CON PEEBLES, il Nobel premia un teorico puro, cosa che non è abituale, dato che l’Accademia di solito preferisce scoperte o verifiche sperimentali; ma la teoria che descrive oggi la storia e la struttura dell’universo è così solida, pur con tutti gli aspetti ancora da chiarire, che il risultato può considerarsi abbastanza consolidato agli occhi del comitato che sceglie chi premiare con l’onorificenza più glamurosa della scienza. Ma è proprio per questo che l’assenza di donne, e di Vera Rubin in particolare, cioè della persona che più dati e osservazioni ha apportato per consolidare l’evidenza scientifica della presenza della materia oscura (cinque volte più abbondante della cosiddetta materia ordinaria, quella che conosciamo e di cui siamo fatti noi, i pianeti e le stelle che osserviamo) è ancora più stridente. Certo oggi non potrebbe essere più premiata – il Nobel si dà a non più di tre persone vive – ma di occasioni per farlo in passato l’accademia ne ha avute. Così come di altre astronome famose, come la stessa scopritrice delle stelle pulsar, Jocelyn Bell, che rimase fuori dal premio assegnato ai suoi due capi uomini nel 1974.
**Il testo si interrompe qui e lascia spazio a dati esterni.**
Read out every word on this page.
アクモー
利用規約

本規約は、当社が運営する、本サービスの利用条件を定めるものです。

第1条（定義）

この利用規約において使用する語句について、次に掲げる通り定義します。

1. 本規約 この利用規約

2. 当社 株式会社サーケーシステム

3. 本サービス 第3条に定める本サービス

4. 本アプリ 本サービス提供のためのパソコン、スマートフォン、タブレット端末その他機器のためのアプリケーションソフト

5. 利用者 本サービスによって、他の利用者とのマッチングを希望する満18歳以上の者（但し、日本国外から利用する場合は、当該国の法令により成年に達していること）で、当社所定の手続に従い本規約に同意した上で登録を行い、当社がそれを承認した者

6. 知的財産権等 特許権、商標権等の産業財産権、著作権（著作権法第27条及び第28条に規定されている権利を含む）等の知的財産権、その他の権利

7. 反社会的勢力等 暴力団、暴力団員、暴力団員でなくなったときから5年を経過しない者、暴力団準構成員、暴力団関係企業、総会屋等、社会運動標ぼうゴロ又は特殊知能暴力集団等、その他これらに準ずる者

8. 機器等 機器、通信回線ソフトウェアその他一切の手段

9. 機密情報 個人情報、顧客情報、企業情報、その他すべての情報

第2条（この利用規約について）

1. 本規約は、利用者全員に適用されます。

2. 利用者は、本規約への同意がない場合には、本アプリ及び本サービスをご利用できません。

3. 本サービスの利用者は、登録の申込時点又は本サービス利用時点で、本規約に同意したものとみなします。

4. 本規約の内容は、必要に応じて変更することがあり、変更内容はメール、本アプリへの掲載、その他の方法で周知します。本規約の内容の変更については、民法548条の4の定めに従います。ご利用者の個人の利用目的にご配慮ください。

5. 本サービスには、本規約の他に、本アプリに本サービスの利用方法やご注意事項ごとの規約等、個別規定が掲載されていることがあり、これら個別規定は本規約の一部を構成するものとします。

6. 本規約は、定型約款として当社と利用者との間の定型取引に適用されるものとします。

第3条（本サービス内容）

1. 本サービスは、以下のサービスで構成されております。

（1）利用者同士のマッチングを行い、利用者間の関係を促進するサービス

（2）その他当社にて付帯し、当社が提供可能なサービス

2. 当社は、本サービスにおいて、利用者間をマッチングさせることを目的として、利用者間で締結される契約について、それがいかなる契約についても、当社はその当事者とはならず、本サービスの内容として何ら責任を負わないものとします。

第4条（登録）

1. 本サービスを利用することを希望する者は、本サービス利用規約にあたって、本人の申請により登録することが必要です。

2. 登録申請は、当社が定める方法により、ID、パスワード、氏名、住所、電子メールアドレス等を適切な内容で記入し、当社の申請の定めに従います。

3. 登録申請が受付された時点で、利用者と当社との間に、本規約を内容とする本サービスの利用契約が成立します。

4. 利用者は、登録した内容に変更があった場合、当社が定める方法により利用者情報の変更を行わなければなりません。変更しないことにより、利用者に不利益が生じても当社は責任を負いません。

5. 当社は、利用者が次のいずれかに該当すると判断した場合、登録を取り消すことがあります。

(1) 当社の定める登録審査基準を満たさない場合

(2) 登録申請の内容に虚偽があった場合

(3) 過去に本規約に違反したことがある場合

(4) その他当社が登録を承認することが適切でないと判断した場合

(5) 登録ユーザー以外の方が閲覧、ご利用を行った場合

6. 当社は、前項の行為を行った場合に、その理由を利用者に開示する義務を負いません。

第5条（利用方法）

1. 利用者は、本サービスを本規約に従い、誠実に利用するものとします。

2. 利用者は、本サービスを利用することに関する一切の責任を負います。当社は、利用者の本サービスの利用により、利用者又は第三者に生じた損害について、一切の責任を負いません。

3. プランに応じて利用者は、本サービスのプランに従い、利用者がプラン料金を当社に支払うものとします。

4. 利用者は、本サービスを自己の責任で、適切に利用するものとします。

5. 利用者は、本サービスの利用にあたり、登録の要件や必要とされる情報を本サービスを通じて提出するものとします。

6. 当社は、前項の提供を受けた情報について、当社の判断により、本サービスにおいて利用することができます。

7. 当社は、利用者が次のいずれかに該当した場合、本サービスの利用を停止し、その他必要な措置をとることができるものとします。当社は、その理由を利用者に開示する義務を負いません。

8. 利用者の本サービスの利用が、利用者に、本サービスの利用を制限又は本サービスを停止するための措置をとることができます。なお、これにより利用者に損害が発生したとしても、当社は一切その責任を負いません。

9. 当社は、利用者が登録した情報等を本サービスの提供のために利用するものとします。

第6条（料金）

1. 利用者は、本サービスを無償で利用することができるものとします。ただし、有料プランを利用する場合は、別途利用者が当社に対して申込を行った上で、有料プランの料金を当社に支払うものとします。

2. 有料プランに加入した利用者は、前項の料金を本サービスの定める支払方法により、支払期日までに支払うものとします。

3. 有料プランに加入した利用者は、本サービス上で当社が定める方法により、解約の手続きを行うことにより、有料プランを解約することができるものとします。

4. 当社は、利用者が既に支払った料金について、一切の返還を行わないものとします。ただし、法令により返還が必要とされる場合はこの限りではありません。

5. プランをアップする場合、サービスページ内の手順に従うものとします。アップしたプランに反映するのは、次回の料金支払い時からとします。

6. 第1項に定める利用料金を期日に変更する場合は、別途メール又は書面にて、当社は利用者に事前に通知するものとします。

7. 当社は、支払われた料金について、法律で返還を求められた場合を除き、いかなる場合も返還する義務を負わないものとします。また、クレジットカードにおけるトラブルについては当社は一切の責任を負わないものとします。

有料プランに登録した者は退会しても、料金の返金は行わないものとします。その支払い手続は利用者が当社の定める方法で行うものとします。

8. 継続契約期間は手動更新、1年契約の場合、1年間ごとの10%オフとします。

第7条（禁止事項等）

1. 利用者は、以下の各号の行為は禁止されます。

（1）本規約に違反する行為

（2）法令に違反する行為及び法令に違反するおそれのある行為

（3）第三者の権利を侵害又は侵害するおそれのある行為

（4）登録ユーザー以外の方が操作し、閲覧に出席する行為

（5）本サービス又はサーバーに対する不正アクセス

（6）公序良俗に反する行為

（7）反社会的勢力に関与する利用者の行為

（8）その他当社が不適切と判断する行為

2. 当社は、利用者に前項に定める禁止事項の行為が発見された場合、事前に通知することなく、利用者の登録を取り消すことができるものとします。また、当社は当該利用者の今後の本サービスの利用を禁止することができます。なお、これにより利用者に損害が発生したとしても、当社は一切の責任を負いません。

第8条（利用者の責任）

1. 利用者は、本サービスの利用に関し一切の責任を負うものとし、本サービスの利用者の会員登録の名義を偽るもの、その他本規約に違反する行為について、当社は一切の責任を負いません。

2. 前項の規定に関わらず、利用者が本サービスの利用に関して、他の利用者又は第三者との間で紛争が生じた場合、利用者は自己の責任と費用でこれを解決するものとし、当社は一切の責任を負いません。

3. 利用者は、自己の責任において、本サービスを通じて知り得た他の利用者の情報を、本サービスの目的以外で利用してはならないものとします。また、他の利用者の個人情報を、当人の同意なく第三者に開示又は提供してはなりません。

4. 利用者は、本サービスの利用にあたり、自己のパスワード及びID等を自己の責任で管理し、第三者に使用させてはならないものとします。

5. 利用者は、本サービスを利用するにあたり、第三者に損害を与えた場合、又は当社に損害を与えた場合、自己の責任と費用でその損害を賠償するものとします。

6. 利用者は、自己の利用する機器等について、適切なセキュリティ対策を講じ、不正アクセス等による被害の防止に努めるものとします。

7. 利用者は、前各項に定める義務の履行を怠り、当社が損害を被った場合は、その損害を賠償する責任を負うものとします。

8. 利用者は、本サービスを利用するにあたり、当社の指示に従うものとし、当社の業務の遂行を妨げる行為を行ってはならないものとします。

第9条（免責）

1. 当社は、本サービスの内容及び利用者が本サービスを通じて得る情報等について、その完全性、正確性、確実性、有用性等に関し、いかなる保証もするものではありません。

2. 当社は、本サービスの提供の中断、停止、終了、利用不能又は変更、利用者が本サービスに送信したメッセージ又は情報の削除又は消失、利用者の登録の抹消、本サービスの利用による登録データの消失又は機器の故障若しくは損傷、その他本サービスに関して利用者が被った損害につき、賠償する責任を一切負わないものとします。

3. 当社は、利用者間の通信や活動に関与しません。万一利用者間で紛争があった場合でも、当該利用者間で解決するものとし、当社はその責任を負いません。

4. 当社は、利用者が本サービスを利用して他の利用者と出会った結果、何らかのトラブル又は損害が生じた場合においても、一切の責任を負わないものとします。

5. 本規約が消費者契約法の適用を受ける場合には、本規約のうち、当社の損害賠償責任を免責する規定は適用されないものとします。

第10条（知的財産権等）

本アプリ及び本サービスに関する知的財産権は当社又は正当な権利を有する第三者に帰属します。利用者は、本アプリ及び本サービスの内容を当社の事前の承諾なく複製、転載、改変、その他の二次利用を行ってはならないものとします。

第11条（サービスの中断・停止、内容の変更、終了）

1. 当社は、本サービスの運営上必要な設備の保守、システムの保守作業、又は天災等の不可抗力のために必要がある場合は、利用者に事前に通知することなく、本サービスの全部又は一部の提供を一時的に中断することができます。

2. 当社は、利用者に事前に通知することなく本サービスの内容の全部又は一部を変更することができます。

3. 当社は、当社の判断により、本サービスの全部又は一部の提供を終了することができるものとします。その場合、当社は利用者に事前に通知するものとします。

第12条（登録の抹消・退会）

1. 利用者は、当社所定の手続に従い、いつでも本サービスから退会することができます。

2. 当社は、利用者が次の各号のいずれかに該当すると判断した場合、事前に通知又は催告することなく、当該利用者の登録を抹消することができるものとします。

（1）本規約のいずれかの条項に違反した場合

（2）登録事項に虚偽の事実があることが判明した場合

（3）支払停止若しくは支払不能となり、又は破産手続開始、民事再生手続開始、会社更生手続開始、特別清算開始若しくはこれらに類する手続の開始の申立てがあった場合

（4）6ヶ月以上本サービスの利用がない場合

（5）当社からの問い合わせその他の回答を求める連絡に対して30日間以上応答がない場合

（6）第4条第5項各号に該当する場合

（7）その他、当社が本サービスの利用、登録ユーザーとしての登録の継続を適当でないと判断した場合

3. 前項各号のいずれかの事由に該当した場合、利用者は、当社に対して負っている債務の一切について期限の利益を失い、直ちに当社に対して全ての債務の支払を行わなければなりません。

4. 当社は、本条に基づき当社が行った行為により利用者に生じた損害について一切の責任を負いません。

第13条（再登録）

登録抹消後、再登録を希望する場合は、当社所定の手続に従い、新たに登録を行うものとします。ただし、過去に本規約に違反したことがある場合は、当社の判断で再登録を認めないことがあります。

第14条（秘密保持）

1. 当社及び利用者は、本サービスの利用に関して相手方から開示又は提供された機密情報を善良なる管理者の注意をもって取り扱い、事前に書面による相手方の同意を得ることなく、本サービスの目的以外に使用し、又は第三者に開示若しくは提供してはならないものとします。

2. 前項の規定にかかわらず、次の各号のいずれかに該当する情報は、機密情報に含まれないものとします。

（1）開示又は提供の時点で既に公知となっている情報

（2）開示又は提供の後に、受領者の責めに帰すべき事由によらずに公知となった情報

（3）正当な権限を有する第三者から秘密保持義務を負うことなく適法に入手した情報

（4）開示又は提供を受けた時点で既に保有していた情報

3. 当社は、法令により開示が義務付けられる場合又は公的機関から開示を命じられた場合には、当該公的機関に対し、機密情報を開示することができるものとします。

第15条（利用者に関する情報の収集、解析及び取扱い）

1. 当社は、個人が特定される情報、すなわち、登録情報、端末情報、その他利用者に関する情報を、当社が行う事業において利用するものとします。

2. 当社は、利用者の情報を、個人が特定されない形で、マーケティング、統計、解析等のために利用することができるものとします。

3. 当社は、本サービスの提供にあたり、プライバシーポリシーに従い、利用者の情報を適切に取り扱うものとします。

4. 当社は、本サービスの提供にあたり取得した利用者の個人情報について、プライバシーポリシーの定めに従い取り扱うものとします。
L’ALTRA METÀ del premio se la dividono invece i due astronomi che sono entrati nella storia di questa scienza nell’ottobre del 1995, quando pubblicarono – tra lo scetticismo e la sorpresa dei loro colleghi – il primo articolo che dimostrava la presenza di un pianeta che ruotava intorno a una stella diversa dal sole. Oggi di pianeti extrasolari, come vengono chiamati, se ne sono identificati più di 4mila, ma in quel momento si trattò di un vero e proprio cambio di paradigma per l’astronomia, paragonabile solo a quando la Terra e più avanti il sistema solare cessarono di essere al centro dell’universo. Mayor e il suo studente di dottorato Queloz con la loro paziente osservazione delle righe dello spettro di emissione di una stellina chiamata 51 Pegasi, a 50 anni luce dalla terra, si accorsero che un cosiddetto «giove caldo» (un pianeta, cioè, gigante e gassoso, paragonabile al pianeta Giove nel sistema solare) ruotava intorno alla sua stella, con un periodo straordinariamente corto, di circa 4 giorni. Nel caso di questo primo esopianeta, tra l’altro, il gigante era straordinariamente grande e molto vicino alla sua stella. Era cioè un caso particolarmente speciale, che è poi anche la ragione per cui venne scoperto con il metodo utilizzato dai due nuovi premi Nobel.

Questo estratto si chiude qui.